44388 is a diagnostic colonoscopy through a stoma.  The same rules apply when reporting a screening exam; G0105 (high risk), and G0121(non-high risk) for screening colonoscopy through stoma are used if the criteria above are met.

ICD-10-PCSInspection, lower gastrointestinal tract, via natural or artificial opening endoscopic

44389 is a colonoscopy through a stoma with biopsy

ICD-10-PCS Excision by site, via natural or artificial opening endoscopic, diagnostic

44390 is a colonoscopy through a stoma for removal of foreign body

ICD-10-PCS see Extirpation of matter by site, via natural or artificial opening

44391 is a colonoscopy through a stoma for control of bleeding

In ICD-10-PCS are dependent upon the method of control.

Cauterization and ablation see ‘Destruction’, by site, via natural or artificial opening endoscopic

Ligation sees ‘Occlusion’, by site, via natural or artificial opening endoscopic

Injections see, ‘Introduction of other therapeutic substance’, by site, via natural or artificial opening endoscopic

44392 is a colonoscopy through a stoma with polypectomy or removal of tumor by hot biopsy forceps

In ICD-10-PCS see ‘Excision’, by site, via natural or artificial opening endoscopic, diagnostic

44401 is a colonoscopy through a stoma with ablation of polyps, or tumors, not amenable to removal by hot biopsy forceps, cautery or snare technique.

In ICD-10-PCS see Cauterization and ablation see ‘destruction’, by site, via natural or artificial opening endoscopic

44394 is a colonoscopy through a stoma with polypectomy or removal of tumor by snare technique.

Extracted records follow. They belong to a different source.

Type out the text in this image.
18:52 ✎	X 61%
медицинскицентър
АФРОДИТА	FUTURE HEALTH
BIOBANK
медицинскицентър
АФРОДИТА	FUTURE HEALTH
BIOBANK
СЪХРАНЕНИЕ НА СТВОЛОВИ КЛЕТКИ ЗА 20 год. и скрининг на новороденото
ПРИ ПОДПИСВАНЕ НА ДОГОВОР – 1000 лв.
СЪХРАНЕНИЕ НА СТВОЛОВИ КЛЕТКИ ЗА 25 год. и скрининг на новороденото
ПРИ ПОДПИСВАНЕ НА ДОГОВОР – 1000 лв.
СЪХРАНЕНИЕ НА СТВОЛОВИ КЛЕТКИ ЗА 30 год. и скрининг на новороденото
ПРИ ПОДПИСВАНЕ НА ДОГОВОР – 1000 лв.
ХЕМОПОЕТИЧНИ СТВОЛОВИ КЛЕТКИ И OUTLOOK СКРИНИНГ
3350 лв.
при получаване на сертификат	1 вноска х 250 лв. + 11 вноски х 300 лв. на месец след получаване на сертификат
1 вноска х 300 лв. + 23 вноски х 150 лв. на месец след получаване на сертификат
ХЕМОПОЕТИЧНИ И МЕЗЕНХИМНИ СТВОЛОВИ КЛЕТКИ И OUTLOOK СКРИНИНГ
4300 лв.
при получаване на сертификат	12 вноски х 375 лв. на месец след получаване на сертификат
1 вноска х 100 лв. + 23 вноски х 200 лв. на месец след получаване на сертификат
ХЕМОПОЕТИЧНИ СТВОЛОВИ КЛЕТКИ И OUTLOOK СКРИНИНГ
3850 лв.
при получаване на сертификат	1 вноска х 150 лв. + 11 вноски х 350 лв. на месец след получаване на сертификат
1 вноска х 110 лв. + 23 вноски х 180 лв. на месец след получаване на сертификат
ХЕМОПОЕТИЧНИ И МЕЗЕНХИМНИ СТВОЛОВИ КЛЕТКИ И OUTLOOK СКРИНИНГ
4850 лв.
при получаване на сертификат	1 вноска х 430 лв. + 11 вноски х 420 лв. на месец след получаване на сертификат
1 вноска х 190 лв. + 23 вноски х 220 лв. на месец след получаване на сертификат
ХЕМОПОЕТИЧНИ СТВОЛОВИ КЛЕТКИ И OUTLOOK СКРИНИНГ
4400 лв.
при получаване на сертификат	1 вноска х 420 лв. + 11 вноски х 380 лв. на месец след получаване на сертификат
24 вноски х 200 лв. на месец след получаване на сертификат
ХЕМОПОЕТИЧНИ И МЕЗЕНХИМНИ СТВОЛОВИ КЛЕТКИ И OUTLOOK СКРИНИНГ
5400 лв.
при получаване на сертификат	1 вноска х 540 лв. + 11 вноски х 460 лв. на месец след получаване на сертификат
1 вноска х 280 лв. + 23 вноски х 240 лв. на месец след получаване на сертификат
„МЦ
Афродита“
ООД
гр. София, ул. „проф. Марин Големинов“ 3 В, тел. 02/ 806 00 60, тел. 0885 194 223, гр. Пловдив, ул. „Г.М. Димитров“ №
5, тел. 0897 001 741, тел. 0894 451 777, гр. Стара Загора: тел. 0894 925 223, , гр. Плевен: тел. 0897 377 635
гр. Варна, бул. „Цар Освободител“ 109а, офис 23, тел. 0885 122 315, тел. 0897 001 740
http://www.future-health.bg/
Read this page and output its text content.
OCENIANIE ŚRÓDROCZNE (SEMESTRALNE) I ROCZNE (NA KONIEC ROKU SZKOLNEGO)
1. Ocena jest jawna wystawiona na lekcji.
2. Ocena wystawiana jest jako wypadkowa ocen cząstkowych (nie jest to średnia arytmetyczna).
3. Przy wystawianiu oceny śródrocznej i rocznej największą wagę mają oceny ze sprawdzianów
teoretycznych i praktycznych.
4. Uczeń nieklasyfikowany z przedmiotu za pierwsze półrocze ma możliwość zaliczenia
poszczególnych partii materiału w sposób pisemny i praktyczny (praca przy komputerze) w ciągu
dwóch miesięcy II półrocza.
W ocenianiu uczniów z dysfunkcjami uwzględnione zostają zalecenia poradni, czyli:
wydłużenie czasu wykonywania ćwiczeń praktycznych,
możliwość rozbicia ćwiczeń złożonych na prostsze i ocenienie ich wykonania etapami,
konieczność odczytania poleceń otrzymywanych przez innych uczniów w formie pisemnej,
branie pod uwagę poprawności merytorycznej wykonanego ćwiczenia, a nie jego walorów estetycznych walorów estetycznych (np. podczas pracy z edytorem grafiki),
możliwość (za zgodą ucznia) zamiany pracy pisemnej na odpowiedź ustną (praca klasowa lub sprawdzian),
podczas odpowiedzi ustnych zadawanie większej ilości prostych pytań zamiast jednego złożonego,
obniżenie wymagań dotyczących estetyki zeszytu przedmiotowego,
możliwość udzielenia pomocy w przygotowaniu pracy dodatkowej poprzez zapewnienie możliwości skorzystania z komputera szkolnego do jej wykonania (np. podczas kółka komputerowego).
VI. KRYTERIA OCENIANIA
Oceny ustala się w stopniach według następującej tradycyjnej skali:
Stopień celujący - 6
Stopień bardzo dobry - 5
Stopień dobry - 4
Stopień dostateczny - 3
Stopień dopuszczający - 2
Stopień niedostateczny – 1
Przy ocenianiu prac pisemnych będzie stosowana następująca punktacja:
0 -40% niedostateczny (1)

In ICD-10-PCS see ‘Excision’, by site, via natural or artificial opening endoscopic, diagnostic

Submucosal Injection

CPT:  Occasionally an injection is required to mark a spot in the colon, or for another therapeutic purpose.  Examples of a substance that may be injected includes India ink, botulinum toxin, saline, and corticosteroid solutions.  The injection is coded only once no matter how many are performed during the same encounter.

ICD-10-PCS:  Check for  introduction of other therapeutic substance into lower gastrointestinal tract.